Last Friday at our final formation time, Dennis shared a poem on hope as we reflected on this past year.
Rubem Alves: Hope
What is hope?
It is a presentiment that imagination is more real
and reality less real
than it looks.
It is a hunch that the overwhelming brutality of facts
that oppress and repress
is not the last word.
It is a suspicion that reality is more complex
than realism wants us to believe
and that the frontiers of the possible are not determined
by the limits of the actual
and that in a miraculous and unexpected way
life is preparing the creative events
which will open the way to freedom and resurrection . . .
The two, suffering and hope, live from each other.
Suffering without hope produces resentment and despair,
hope without suffering creates illusions, naiveté, and drunkenness . . .
Let us plant dates
even though those who plant them will never eat them.
We must live by the love of what we will never see.
This is the secret discipline.
It is a refusal to let the creative act be dissolved
in immediate sense experience
and a stubborn commitment to the future of our grandchildren.
Such disciplined love is what has given
prophets, revolutionaries and saints
the courage to die for the future they envisaged.
They make their own bodies the seed of their highest hope.
Hope often takes on many colors, sometimes appearing elusive or insincere.

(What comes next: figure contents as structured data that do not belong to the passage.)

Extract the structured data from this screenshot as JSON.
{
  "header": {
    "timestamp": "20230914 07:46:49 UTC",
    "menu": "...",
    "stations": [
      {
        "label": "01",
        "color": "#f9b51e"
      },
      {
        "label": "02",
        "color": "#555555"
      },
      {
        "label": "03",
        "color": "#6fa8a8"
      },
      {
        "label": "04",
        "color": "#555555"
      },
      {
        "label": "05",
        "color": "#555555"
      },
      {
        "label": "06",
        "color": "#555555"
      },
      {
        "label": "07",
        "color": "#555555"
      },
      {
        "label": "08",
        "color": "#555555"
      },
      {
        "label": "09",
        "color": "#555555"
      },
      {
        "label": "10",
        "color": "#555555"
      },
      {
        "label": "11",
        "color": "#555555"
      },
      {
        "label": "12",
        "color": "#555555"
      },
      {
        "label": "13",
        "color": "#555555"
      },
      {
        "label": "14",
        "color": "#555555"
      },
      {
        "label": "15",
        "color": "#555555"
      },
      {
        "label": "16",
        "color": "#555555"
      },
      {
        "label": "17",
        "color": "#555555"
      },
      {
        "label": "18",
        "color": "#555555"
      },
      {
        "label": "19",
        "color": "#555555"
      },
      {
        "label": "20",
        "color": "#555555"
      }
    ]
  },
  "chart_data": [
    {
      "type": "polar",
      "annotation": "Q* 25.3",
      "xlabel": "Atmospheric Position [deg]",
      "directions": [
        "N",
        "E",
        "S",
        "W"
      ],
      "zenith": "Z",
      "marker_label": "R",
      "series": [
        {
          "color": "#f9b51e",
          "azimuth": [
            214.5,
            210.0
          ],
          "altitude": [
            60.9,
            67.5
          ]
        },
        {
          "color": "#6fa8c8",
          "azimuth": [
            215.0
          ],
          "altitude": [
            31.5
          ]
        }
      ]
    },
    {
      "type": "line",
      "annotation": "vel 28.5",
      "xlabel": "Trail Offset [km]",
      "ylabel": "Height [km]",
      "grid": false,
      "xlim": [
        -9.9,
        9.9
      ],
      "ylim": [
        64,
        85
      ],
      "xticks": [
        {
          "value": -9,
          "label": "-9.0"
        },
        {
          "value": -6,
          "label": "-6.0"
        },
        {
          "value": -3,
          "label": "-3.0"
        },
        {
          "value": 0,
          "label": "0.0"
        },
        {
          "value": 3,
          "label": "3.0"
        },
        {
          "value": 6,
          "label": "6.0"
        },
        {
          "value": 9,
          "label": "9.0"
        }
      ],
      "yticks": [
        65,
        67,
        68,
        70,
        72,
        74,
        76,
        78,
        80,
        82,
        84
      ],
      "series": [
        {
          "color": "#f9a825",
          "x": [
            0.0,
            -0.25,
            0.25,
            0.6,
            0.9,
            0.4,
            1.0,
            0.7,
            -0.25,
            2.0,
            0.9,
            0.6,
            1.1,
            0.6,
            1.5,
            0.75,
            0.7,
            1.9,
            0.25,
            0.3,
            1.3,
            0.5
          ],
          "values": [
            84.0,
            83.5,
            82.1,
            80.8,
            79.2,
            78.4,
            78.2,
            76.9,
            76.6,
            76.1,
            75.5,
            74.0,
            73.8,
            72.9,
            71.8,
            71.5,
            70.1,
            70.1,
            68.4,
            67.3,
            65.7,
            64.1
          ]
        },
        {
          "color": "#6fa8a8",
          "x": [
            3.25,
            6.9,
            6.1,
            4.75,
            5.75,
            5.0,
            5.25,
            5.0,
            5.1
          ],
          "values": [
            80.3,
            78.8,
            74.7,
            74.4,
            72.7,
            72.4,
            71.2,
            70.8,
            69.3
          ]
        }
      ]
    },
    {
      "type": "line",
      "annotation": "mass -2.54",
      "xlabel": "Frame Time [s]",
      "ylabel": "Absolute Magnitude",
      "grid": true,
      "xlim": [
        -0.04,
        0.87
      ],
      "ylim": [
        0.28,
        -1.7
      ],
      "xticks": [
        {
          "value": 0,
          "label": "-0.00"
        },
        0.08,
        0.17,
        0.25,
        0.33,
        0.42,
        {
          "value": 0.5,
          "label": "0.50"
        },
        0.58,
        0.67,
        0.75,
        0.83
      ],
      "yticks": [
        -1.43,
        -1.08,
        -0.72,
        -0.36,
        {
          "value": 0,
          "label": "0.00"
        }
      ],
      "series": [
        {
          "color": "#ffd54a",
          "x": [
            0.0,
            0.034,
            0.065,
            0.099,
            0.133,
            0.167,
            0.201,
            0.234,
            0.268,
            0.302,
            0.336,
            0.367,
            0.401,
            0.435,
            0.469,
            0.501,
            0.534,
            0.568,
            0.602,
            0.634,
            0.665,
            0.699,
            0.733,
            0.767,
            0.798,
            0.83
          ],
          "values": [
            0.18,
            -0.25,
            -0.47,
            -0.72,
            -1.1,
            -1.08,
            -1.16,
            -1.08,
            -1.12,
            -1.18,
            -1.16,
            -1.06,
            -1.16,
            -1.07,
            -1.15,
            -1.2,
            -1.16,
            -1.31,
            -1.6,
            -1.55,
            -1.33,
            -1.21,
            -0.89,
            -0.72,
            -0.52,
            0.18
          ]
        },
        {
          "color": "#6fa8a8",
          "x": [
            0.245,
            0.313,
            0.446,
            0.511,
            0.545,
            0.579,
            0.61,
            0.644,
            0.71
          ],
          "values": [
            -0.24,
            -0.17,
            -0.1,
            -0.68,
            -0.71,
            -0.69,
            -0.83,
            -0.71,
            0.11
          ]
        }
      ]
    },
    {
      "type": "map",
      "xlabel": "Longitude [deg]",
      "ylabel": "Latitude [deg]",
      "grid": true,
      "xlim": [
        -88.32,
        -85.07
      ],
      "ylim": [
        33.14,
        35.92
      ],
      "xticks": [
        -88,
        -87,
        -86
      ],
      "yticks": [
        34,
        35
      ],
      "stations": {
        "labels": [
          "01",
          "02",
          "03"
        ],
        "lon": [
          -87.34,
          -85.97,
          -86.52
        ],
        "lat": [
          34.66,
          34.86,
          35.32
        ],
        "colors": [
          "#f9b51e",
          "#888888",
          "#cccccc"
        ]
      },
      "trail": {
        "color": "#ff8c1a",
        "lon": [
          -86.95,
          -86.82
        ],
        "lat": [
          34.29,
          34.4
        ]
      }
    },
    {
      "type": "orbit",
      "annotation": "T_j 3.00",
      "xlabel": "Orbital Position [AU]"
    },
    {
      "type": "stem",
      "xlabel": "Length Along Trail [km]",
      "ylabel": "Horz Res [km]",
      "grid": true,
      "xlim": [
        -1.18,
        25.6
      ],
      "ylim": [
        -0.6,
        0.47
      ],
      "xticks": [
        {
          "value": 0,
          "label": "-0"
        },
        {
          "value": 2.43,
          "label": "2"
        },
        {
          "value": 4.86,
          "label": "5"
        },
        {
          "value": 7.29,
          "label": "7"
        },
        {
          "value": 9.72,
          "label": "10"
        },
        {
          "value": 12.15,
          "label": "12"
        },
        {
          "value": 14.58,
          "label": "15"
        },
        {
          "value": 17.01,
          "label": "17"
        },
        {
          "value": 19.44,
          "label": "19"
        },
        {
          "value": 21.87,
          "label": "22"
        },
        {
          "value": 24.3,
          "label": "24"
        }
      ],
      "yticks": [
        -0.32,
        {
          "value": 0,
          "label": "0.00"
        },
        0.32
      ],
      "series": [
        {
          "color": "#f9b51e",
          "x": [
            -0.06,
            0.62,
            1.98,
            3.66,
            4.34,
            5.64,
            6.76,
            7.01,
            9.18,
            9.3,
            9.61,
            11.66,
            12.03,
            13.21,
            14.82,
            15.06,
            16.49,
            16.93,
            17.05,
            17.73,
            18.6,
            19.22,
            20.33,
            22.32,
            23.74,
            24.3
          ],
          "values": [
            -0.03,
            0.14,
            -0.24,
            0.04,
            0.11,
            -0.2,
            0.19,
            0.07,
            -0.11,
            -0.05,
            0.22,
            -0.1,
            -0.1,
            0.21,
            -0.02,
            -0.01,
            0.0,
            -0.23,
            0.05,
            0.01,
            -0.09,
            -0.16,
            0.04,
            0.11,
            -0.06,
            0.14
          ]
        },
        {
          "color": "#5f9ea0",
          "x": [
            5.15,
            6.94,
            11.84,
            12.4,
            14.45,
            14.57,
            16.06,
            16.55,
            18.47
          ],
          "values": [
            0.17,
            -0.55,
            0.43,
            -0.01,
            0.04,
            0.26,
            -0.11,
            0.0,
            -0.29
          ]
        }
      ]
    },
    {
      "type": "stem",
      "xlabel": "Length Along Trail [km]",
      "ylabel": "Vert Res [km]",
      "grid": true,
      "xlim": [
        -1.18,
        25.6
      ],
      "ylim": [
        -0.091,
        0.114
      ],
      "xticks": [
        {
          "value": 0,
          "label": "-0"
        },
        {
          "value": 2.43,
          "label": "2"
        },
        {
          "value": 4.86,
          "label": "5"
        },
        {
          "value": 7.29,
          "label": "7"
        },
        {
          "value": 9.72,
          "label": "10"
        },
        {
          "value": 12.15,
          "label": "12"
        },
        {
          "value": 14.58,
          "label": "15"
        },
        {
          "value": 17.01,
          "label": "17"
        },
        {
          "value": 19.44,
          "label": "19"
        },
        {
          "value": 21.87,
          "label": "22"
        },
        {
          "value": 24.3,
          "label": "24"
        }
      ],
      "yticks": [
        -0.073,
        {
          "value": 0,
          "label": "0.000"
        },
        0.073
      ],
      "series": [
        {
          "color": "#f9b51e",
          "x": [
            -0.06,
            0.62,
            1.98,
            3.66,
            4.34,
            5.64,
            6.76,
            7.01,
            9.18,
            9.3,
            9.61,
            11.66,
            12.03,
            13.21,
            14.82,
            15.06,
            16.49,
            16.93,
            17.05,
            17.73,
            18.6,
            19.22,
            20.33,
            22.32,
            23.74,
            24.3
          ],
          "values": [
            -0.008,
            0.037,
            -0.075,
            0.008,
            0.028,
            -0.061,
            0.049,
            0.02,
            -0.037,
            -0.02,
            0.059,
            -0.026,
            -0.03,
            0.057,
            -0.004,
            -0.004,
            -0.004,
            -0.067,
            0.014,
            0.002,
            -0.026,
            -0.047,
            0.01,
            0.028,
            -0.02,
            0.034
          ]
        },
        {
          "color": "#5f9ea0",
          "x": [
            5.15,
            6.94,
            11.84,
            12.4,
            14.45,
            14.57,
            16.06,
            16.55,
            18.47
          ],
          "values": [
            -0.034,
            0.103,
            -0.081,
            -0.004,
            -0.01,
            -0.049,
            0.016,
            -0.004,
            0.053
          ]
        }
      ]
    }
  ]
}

When in a dark and difficult time, hope can hold no meaning. But I think I’ve learned a bit about hope in the past few years of my life, especially while hiking.
- Hope usually goes against our need for instantaneous gratification.
- It has a mentality, and is more often than not accompanied by struggle.
- It is being patient with the current reality while moving forward.
- Hope is a reminder that this current state is not the end.
If you know my roommate George, he is the type never to choose an easy hike. He seeks out the toughest ones, with a level “hard” attached. I recall the hikes where we could see mountains beyond mountains, the hikes where we passed through multiple “false summits” before we reached the peak, the hikes where my joints ached for days at the steepness of the climb. It is those climbs where hope is embodied and manifested. The thing about living near a mountain range is that there’s always another mountain. Literally. Another summit. Another challenge.
When you reach the top, you feel the high of victory, the speechlessness of beauty. Every pinnacle, no matter how seemingly small, is a victory– a view to appreciate, an exercise in patience. However, the journey there is not flat. The majority of any hike is trekking up the mountain….just to trek it right back down. It is being tired and in pain, and we endure that struggle because each step is a step forward towards a new height. At times, easier. At other times, harder.
That is the hope that we must seek and live out — with our personal demons, in our fight towards justice, everything.